Partie comme elle était, il fallut la faire taire. Sir Desmond, découragé, renonça au contre-interrogatoire mais demanda que sa cliente soit appelée à la barre. Il était temps de remettre les pieds sur terre.
En dépit de son évidente lassitude, Anielka prêta serment d’une voix ferme et posa sur ceux qui allaient l’interroger un regard calme où s’attardait même une lueur amusée.
– Lady Ferrals, commença son avocat, êtes-vous d’accord avec la déposition que nous venons d’entendre ?
– Si étrange que cela puisse paraître, je suis d’accord en partie. Je veux dire qu’il y a beaucoup de vrai dans les propos de Wanda bien qu’elle ait exprimé sa vérité à elle...
– Que voulez-vous dire ?
– Que Wanda ne changera jamais. Qu’elle garde et gardera sans doute jusqu’à son dernier jour une âme simple et bonne, fortement attachée à notre terre natale mais aussi à ses rêves. Quand elle dit que j’ai aimé Ladislas Wosinski, avant mon mariage, c’est la vérité pure et j’ai souffert de devoir obéir à mon père en épousant sir Eric. Mais cet amour n’existait plus lorsqu’il est venu vers moi dans Hyde Park où je faisais à cheval ma promenade quotidienne.
– Gela signifie qu’il n’était plus question d’amour ?
– Pensez-vous qu’il puisse encore en être question lorsque celui que vous avez aimé se change en maître chanteur ? Ladislas a exigé d’entrer au service de mon époux.
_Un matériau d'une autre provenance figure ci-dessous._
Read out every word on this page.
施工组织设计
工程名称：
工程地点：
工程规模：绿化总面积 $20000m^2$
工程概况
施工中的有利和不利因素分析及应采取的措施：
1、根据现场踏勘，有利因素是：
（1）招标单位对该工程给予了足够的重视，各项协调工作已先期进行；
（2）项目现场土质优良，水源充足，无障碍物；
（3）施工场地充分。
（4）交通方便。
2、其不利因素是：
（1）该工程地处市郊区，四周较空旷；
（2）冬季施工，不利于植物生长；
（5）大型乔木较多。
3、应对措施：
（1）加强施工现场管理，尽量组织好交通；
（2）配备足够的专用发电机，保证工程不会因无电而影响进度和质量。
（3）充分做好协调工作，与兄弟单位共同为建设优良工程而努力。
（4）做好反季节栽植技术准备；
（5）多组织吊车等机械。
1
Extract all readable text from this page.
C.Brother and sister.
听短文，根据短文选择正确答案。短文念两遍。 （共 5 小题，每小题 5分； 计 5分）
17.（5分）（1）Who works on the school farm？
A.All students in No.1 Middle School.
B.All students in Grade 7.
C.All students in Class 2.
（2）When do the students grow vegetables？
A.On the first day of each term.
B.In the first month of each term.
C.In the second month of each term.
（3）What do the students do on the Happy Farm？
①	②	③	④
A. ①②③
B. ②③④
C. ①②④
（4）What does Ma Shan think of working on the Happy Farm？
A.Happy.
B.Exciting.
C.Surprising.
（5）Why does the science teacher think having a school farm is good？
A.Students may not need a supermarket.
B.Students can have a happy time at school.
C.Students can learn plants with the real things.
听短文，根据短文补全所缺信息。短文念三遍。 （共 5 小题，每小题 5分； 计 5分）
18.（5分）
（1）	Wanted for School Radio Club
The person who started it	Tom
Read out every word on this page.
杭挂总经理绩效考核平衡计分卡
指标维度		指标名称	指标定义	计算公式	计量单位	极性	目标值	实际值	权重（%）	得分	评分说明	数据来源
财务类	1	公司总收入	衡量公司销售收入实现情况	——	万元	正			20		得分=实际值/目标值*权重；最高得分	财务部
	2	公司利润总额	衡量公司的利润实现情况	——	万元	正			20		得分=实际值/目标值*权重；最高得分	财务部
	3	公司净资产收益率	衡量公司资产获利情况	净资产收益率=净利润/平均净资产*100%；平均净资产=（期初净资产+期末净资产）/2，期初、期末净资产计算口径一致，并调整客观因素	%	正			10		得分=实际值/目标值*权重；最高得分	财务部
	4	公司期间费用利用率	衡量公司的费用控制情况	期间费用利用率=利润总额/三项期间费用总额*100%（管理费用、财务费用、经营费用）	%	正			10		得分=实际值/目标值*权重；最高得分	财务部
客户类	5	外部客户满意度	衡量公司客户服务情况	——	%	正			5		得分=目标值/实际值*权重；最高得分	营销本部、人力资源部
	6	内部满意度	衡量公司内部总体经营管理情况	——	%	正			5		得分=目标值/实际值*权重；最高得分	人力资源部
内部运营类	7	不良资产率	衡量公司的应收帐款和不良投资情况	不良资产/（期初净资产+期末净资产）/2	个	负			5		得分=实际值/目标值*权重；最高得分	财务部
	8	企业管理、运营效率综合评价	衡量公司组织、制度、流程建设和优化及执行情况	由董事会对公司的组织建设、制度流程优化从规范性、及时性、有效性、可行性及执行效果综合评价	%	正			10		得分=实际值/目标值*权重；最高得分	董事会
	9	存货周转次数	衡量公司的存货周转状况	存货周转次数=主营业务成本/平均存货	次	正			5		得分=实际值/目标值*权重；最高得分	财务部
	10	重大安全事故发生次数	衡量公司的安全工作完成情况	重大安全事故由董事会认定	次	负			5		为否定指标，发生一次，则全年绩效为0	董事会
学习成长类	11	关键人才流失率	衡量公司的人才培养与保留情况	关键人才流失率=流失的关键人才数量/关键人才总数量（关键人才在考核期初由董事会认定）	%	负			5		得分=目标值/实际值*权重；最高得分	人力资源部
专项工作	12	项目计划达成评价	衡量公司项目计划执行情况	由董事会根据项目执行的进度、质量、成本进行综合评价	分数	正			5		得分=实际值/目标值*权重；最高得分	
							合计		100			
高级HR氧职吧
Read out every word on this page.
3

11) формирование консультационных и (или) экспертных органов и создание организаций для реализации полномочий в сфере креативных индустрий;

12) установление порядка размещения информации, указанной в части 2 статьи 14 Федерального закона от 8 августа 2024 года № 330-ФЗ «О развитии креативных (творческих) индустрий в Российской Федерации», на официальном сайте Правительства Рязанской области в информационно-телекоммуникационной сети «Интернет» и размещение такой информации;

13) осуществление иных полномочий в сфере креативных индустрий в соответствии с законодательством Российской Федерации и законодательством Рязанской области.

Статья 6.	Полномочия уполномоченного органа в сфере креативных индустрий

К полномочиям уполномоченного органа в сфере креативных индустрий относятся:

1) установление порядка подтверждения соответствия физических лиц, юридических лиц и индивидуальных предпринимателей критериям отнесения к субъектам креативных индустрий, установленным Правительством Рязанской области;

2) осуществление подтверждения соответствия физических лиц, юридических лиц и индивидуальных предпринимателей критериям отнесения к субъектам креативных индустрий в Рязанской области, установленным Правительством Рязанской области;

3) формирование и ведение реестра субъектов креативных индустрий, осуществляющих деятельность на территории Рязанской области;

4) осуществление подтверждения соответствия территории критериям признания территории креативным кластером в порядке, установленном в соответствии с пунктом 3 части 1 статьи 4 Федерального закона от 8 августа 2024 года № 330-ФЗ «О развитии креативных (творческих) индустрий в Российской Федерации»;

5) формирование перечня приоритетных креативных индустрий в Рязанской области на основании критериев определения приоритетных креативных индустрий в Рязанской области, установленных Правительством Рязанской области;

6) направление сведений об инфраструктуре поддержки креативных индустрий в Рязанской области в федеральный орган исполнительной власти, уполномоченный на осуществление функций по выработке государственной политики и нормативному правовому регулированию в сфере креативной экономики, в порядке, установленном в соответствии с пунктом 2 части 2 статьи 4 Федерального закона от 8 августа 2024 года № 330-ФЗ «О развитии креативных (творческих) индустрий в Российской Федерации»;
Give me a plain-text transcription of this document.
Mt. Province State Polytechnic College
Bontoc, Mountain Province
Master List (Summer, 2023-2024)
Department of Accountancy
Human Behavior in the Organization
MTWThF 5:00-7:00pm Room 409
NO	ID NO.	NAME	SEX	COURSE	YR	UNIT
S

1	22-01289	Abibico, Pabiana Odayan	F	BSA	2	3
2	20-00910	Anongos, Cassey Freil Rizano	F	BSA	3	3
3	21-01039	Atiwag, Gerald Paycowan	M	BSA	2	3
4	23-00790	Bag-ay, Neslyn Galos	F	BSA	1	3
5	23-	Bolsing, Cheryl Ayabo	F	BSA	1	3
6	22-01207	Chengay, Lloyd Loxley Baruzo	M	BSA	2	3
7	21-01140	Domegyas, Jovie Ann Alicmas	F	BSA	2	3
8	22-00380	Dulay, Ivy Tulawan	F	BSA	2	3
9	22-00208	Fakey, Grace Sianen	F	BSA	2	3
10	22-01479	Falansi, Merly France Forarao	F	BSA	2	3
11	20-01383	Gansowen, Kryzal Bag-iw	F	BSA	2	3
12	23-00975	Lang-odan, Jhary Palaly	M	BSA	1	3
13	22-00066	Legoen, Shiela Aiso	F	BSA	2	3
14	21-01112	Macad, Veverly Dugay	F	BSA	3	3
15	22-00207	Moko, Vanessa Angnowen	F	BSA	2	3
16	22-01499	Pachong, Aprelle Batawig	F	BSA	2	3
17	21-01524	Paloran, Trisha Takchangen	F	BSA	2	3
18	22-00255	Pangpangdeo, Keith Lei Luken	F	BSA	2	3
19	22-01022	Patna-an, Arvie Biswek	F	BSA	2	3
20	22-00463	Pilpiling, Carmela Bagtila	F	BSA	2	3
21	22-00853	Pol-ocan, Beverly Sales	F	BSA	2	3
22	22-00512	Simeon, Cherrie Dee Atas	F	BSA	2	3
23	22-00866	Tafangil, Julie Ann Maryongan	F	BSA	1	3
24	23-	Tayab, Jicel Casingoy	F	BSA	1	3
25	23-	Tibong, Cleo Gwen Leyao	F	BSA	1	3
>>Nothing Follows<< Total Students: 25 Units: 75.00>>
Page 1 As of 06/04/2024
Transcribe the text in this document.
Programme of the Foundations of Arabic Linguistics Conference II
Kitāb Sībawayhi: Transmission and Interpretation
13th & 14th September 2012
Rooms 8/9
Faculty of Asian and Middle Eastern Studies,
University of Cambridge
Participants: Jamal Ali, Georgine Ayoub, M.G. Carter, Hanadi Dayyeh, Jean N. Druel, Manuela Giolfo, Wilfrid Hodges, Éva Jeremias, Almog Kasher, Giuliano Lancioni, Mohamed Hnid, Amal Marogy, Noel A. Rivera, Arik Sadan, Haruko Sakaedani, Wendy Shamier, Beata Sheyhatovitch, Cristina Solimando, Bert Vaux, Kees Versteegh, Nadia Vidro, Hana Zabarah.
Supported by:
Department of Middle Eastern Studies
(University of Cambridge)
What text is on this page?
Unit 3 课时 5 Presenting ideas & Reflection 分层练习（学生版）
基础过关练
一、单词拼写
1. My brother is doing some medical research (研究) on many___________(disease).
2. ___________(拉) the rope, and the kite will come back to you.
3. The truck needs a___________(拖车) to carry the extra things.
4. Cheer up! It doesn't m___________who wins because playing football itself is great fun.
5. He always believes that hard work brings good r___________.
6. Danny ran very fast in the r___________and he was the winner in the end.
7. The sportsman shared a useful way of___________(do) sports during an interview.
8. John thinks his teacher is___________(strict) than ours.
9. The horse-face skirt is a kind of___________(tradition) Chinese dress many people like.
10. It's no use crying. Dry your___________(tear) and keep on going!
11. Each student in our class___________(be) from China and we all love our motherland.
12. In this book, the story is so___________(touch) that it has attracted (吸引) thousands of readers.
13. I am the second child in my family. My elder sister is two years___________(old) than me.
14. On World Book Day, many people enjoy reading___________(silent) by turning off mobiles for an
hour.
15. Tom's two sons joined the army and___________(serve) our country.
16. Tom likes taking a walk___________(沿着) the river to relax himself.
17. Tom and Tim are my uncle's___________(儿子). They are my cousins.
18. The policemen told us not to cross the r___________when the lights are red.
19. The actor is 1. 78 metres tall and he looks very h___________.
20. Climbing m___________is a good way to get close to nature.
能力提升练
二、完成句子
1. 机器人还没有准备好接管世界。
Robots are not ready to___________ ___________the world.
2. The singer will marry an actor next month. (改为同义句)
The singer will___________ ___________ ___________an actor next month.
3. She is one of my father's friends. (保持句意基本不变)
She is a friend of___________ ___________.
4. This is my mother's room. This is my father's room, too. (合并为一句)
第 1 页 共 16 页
Si je ne l’aidais pas, il lui ferait parvenir les lettres que j’avais eu l’imprudence de lui écrire lorsque nous étions tous deux à Varsovie.
– Compromettantes à ce point ?
– Terriblement quand on considère le caractère violent de mon défunt époux et surtout sa jalousie. Ce que j’écrivais reflétait trop bien ce que j’étais pour Ladislas avant de me marier : sa maîtresse. Mais ce... détail, Wanda ne l’a jamais su. Elle est incapable de comprendre que l’ardeur de la jeunesse puisse entraîner à de vraies folies. Surtout moi qu’elle appelle si volontiers sa « petite colombe »...
– Cependant, lors de votre mariage, votre époux a dû s’apercevoir que...
– Que je n’étais plus vierge ? lança la jeune femme avec sa façon bien personnelle de dire les choses crûment. Non, il ne s’est aperçu de rien parce que la consommation de mon mariage, qui a d’ailleurs eu lieu la veille de la cérémonie religieuse, n’était rien d’autre qu’un viol. Sir Eric était si pressé de me faire sienne qu’il m’a forcée en dépit de ma résistance. Me croyant pure, ces lettres eussent été désastreuses pour la suite de notre vie commune.
– Vous teniez tant à le garder pour époux en dépit de sa conduite brutale ?
– Mais oui. Il s’était racheté depuis en risquant sa vie pour me tirer des griffes des auteurs de mon enlèvement au soir de mes noces. Je ne pense pas qu’il faille vous raconter cela ?
– Non. Les journaux d’ici, relayant la presse française, en ont beaucoup parlé. Donc vous ne haïssiez pas sir Eric ?
– En aucune façon. Il savait se montrer charmant et il m’adorait...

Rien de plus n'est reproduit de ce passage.